How to use random forests in R with missing values?
My initial reaction to this question was that it didn't show much research effort, since "everyone" knows that random forests don't handle missing values in predictors. But upon checking ?randomForest
I must confess that it could be much more explicit about this.
(Although, Breiman's PDF linked to in the documentation does explicitly say that missing values are simply not handled at all.)
The only obvious clue in the official documentation that I could see was that the default value for the na.action
parameter is na.fail
, which might be too cryptic for new users.
In any case, if your predictors have missing values, you have (basically) two choices:
- Use a different tool (
rpart
handles missing values nicely.) - Impute the missing values
Not surprisingly, the randomForest
package has a function for doing just this, rfImpute
. The documentation at ?rfImpute
runs through a basic example of its use.
If only a small number of cases have missing values, you might also try setting na.action = na.omit
to simply drop those cases.
And of course, this answer is a bit of a guess that your problem really is simply having missing values.

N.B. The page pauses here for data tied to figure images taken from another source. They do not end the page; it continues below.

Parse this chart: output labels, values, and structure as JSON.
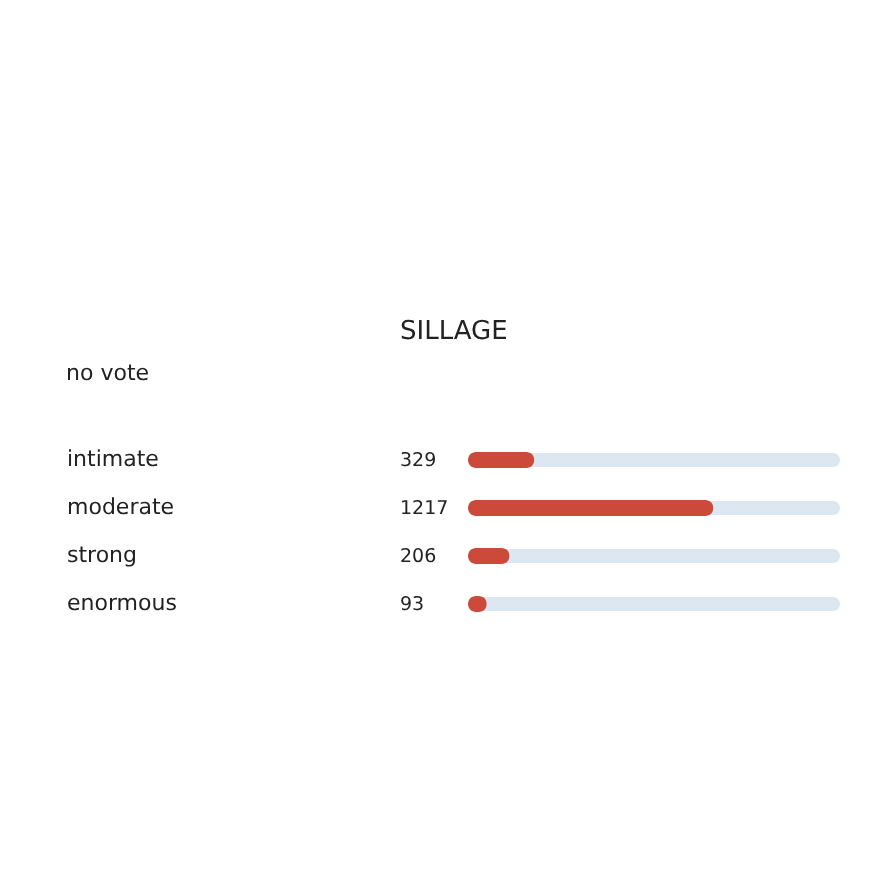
{
  "chart_data": {
    "type": "bar",
    "orientation": "horizontal",
    "title": "SILLAGE",
    "categories": [
      "intimate",
      "moderate",
      "strong",
      "enormous"
    ],
    "values": [
      329,
      1217,
      206,
      93
    ],
    "color": "#cb4a3a",
    "xlim": [
      0,
      1845
    ],
    "data_labels": true,
    "tick_labels": "y",
    "annotations": [
      "no vote"
    ]
  }
}
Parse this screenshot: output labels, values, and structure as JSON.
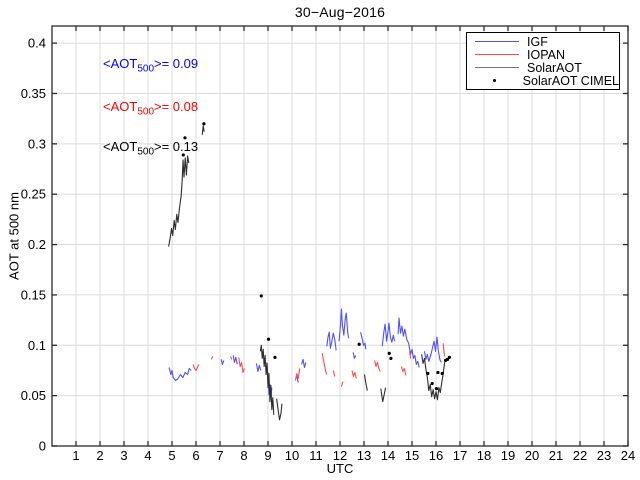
{
  "chart_data": {
    "type": "line",
    "title": "30−Aug−2016",
    "xlabel": "UTC",
    "ylabel": "AOT at 500 nm",
    "xlim": [
      0,
      24
    ],
    "ylim": [
      0,
      0.417
    ],
    "xticks": [
      1,
      2,
      3,
      4,
      5,
      6,
      7,
      8,
      9,
      10,
      11,
      12,
      13,
      14,
      15,
      16,
      17,
      18,
      19,
      20,
      21,
      22,
      23,
      24
    ],
    "yticks": [
      0,
      0.05,
      0.1,
      0.15,
      0.2,
      0.25,
      0.3,
      0.35,
      0.4
    ],
    "ytick_labels": [
      "0",
      "0.05",
      "0.1",
      "0.15",
      "0.2",
      "0.25",
      "0.3",
      "0.35",
      "0.4"
    ],
    "grid": true,
    "grid_color": "#dcdcdc",
    "axis_color": "#2b2b2b",
    "legend_position": "top-right",
    "annotations": [
      {
        "pre": "<AOT",
        "sub": "500",
        "post": ">= 0.09",
        "color": "#0000ff"
      },
      {
        "pre": "<AOT",
        "sub": "500",
        "post": ">= 0.08",
        "color": "#ff0000"
      },
      {
        "pre": "<AOT",
        "sub": "500",
        "post": ">= 0.13",
        "color": "#000000"
      }
    ],
    "series": [
      {
        "name": "IGF",
        "color": "#5050ff",
        "style": "line",
        "segments": [
          [
            [
              4.88,
              0.078
            ],
            [
              4.95,
              0.071
            ],
            [
              5.0,
              0.075
            ],
            [
              5.05,
              0.068
            ],
            [
              5.15,
              0.065
            ],
            [
              5.25,
              0.067
            ],
            [
              5.35,
              0.071
            ],
            [
              5.45,
              0.068
            ],
            [
              5.55,
              0.073
            ],
            [
              5.65,
              0.071
            ],
            [
              5.72,
              0.077
            ],
            [
              5.8,
              0.075
            ]
          ],
          [
            [
              7.05,
              0.086
            ],
            [
              7.1,
              0.081
            ],
            [
              7.16,
              0.085
            ]
          ],
          [
            [
              7.55,
              0.09
            ],
            [
              7.6,
              0.083
            ],
            [
              7.66,
              0.088
            ],
            [
              7.72,
              0.081
            ]
          ],
          [
            [
              8.52,
              0.082
            ],
            [
              8.58,
              0.074
            ],
            [
              8.64,
              0.08
            ],
            [
              8.7,
              0.075
            ]
          ],
          [
            [
              8.95,
              0.083
            ],
            [
              9.0,
              0.068
            ],
            [
              9.04,
              0.051
            ],
            [
              9.08,
              0.061
            ],
            [
              9.12,
              0.048
            ],
            [
              9.16,
              0.058
            ]
          ],
          [
            [
              10.2,
              0.069
            ],
            [
              10.26,
              0.063
            ]
          ],
          [
            [
              10.4,
              0.081
            ],
            [
              10.46,
              0.086
            ],
            [
              10.52,
              0.078
            ],
            [
              10.58,
              0.083
            ]
          ],
          [
            [
              11.45,
              0.099
            ],
            [
              11.5,
              0.108
            ],
            [
              11.55,
              0.113
            ],
            [
              11.6,
              0.097
            ],
            [
              11.66,
              0.104
            ],
            [
              11.72,
              0.112
            ],
            [
              11.78,
              0.106
            ],
            [
              11.84,
              0.095
            ]
          ],
          [
            [
              11.96,
              0.104
            ],
            [
              12.02,
              0.12
            ],
            [
              12.06,
              0.136
            ],
            [
              12.1,
              0.12
            ],
            [
              12.16,
              0.11
            ],
            [
              12.22,
              0.127
            ],
            [
              12.26,
              0.132
            ],
            [
              12.32,
              0.113
            ],
            [
              12.36,
              0.107
            ]
          ],
          [
            [
              12.55,
              0.093
            ],
            [
              12.6,
              0.087
            ],
            [
              12.66,
              0.09
            ]
          ],
          [
            [
              12.86,
              0.113
            ],
            [
              12.92,
              0.107
            ],
            [
              12.98,
              0.1
            ],
            [
              13.04,
              0.102
            ],
            [
              13.08,
              0.096
            ]
          ],
          [
            [
              13.76,
              0.099
            ],
            [
              13.82,
              0.112
            ],
            [
              13.88,
              0.121
            ],
            [
              13.94,
              0.104
            ],
            [
              14.0,
              0.114
            ],
            [
              14.04,
              0.122
            ],
            [
              14.1,
              0.108
            ],
            [
              14.16,
              0.103
            ],
            [
              14.22,
              0.11
            ],
            [
              14.28,
              0.104
            ]
          ],
          [
            [
              14.42,
              0.111
            ],
            [
              14.46,
              0.127
            ],
            [
              14.52,
              0.112
            ],
            [
              14.58,
              0.119
            ],
            [
              14.64,
              0.109
            ],
            [
              14.7,
              0.116
            ],
            [
              14.78,
              0.106
            ],
            [
              14.86,
              0.102
            ],
            [
              14.94,
              0.091
            ],
            [
              15.0,
              0.096
            ],
            [
              15.06,
              0.087
            ],
            [
              15.12,
              0.09
            ],
            [
              15.18,
              0.081
            ],
            [
              15.24,
              0.084
            ],
            [
              15.3,
              0.078
            ]
          ],
          [
            [
              15.52,
              0.094
            ],
            [
              15.58,
              0.086
            ],
            [
              15.64,
              0.091
            ],
            [
              15.7,
              0.084
            ],
            [
              15.78,
              0.09
            ],
            [
              15.86,
              0.098
            ],
            [
              15.92,
              0.104
            ],
            [
              15.98,
              0.094
            ],
            [
              16.04,
              0.108
            ],
            [
              16.1,
              0.094
            ],
            [
              16.16,
              0.086
            ],
            [
              16.22,
              0.083
            ]
          ]
        ]
      },
      {
        "name": "IOPAN",
        "color": "#ff4a4a",
        "style": "line",
        "segments": [
          [
            [
              5.88,
              0.081
            ],
            [
              5.94,
              0.077
            ],
            [
              6.0,
              0.075
            ],
            [
              6.06,
              0.078
            ],
            [
              6.12,
              0.081
            ]
          ],
          [
            [
              6.64,
              0.086
            ],
            [
              6.7,
              0.089
            ]
          ],
          [
            [
              7.44,
              0.089
            ],
            [
              7.49,
              0.086
            ]
          ],
          [
            [
              7.78,
              0.088
            ],
            [
              7.84,
              0.079
            ],
            [
              7.9,
              0.083
            ],
            [
              7.96,
              0.073
            ],
            [
              8.02,
              0.077
            ]
          ],
          [
            [
              10.14,
              0.065
            ],
            [
              10.2,
              0.072
            ],
            [
              10.26,
              0.067
            ],
            [
              10.32,
              0.077
            ]
          ],
          [
            [
              11.26,
              0.092
            ],
            [
              11.32,
              0.084
            ],
            [
              11.38,
              0.077
            ],
            [
              11.44,
              0.071
            ]
          ],
          [
            [
              11.72,
              0.075
            ],
            [
              11.78,
              0.069
            ]
          ],
          [
            [
              12.06,
              0.059
            ],
            [
              12.12,
              0.064
            ]
          ],
          [
            [
              12.5,
              0.075
            ],
            [
              12.56,
              0.069
            ],
            [
              12.62,
              0.073
            ],
            [
              12.68,
              0.067
            ]
          ],
          [
            [
              13.44,
              0.085
            ],
            [
              13.5,
              0.079
            ],
            [
              13.56,
              0.083
            ],
            [
              13.62,
              0.077
            ],
            [
              13.68,
              0.074
            ]
          ],
          [
            [
              14.56,
              0.079
            ],
            [
              14.62,
              0.074
            ],
            [
              14.68,
              0.077
            ],
            [
              14.74,
              0.07
            ]
          ],
          [
            [
              14.9,
              0.094
            ],
            [
              14.94,
              0.087
            ]
          ],
          [
            [
              16.3,
              0.102
            ],
            [
              16.33,
              0.094
            ],
            [
              16.36,
              0.089
            ]
          ]
        ]
      },
      {
        "name": "SolarAOT",
        "color": "#2e2e2e",
        "style": "line",
        "segments": [
          [
            [
              4.86,
              0.198
            ],
            [
              4.92,
              0.206
            ],
            [
              4.98,
              0.216
            ],
            [
              5.03,
              0.209
            ],
            [
              5.09,
              0.224
            ],
            [
              5.14,
              0.215
            ],
            [
              5.2,
              0.23
            ],
            [
              5.25,
              0.222
            ],
            [
              5.31,
              0.236
            ],
            [
              5.38,
              0.248
            ],
            [
              5.42,
              0.262
            ],
            [
              5.46,
              0.284
            ],
            [
              5.5,
              0.267
            ],
            [
              5.55,
              0.286
            ],
            [
              5.6,
              0.269
            ],
            [
              5.65,
              0.288
            ],
            [
              5.7,
              0.281
            ]
          ],
          [
            [
              6.26,
              0.309
            ],
            [
              6.3,
              0.318
            ],
            [
              6.34,
              0.312
            ]
          ],
          [
            [
              8.68,
              0.094
            ],
            [
              8.72,
              0.1
            ],
            [
              8.76,
              0.087
            ],
            [
              8.8,
              0.096
            ],
            [
              8.84,
              0.079
            ],
            [
              8.88,
              0.09
            ],
            [
              8.92,
              0.071
            ],
            [
              8.96,
              0.082
            ],
            [
              9.0,
              0.058
            ],
            [
              9.04,
              0.072
            ],
            [
              9.08,
              0.044
            ],
            [
              9.12,
              0.06
            ],
            [
              9.16,
              0.036
            ],
            [
              9.2,
              0.048
            ],
            [
              9.24,
              0.031
            ]
          ],
          [
            [
              9.36,
              0.047
            ],
            [
              9.42,
              0.036
            ],
            [
              9.48,
              0.026
            ],
            [
              9.54,
              0.032
            ],
            [
              9.58,
              0.042
            ]
          ],
          [
            [
              13.02,
              0.071
            ],
            [
              13.08,
              0.062
            ],
            [
              13.14,
              0.055
            ]
          ],
          [
            [
              13.7,
              0.057
            ],
            [
              13.78,
              0.044
            ],
            [
              13.9,
              0.058
            ]
          ],
          [
            [
              15.4,
              0.091
            ],
            [
              15.46,
              0.082
            ],
            [
              15.52,
              0.087
            ],
            [
              15.58,
              0.076
            ],
            [
              15.64,
              0.068
            ],
            [
              15.7,
              0.055
            ],
            [
              15.76,
              0.061
            ],
            [
              15.82,
              0.049
            ],
            [
              15.88,
              0.056
            ],
            [
              15.94,
              0.047
            ],
            [
              16.0,
              0.054
            ],
            [
              16.06,
              0.046
            ],
            [
              16.12,
              0.058
            ],
            [
              16.18,
              0.053
            ],
            [
              16.24,
              0.063
            ],
            [
              16.3,
              0.072
            ],
            [
              16.36,
              0.083
            ],
            [
              16.4,
              0.086
            ]
          ]
        ]
      },
      {
        "name": "SolarAOT CIMEL",
        "color": "#000000",
        "style": "scatter",
        "points": [
          [
            5.47,
            0.289
          ],
          [
            5.54,
            0.306
          ],
          [
            6.33,
            0.32
          ],
          [
            8.72,
            0.149
          ],
          [
            9.02,
            0.106
          ],
          [
            9.29,
            0.088
          ],
          [
            12.8,
            0.101
          ],
          [
            14.05,
            0.092
          ],
          [
            14.12,
            0.087
          ],
          [
            15.66,
            0.072
          ],
          [
            15.84,
            0.062
          ],
          [
            16.02,
            0.057
          ],
          [
            16.08,
            0.073
          ],
          [
            16.26,
            0.072
          ],
          [
            16.4,
            0.085
          ],
          [
            16.48,
            0.086
          ],
          [
            16.56,
            0.088
          ]
        ]
      }
    ]
  }
}
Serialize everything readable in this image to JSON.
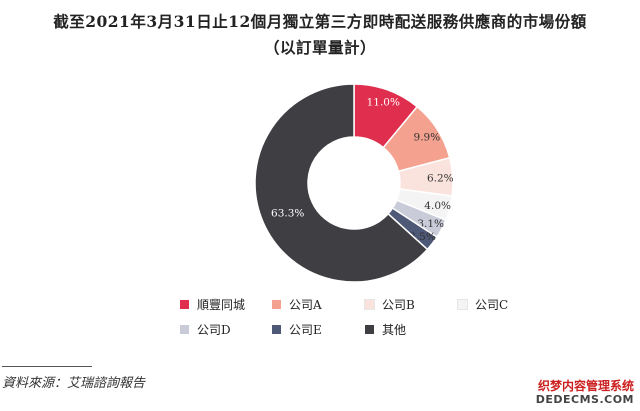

Breiman's random forest, which the randomForest package is based on, actually does handle missing values in predictors. In the randomForest package, you can set
na.action = na.roughfix
It will start by using median/mode for missing values, but then it grows a forest and computes proximities, then iterate and construct a forest using these newly filled values etc. This is not well explained in the randomForest documentation (p10). It only states
....NAs are replaced with column medians .... This is used as a starting point for imputing missing values by random forest
On Breiman's homepage you find a little bit more information
missfill= 1,2 does a fast replacement of the missing values, for the training set (if equal to 1) and a more careful replacement (if equal to 2).
mfixrep= k with missfill=2 does a slower, but usually more effective, replacement using proximities with k iterations on the training set only. (Requires nprox >0).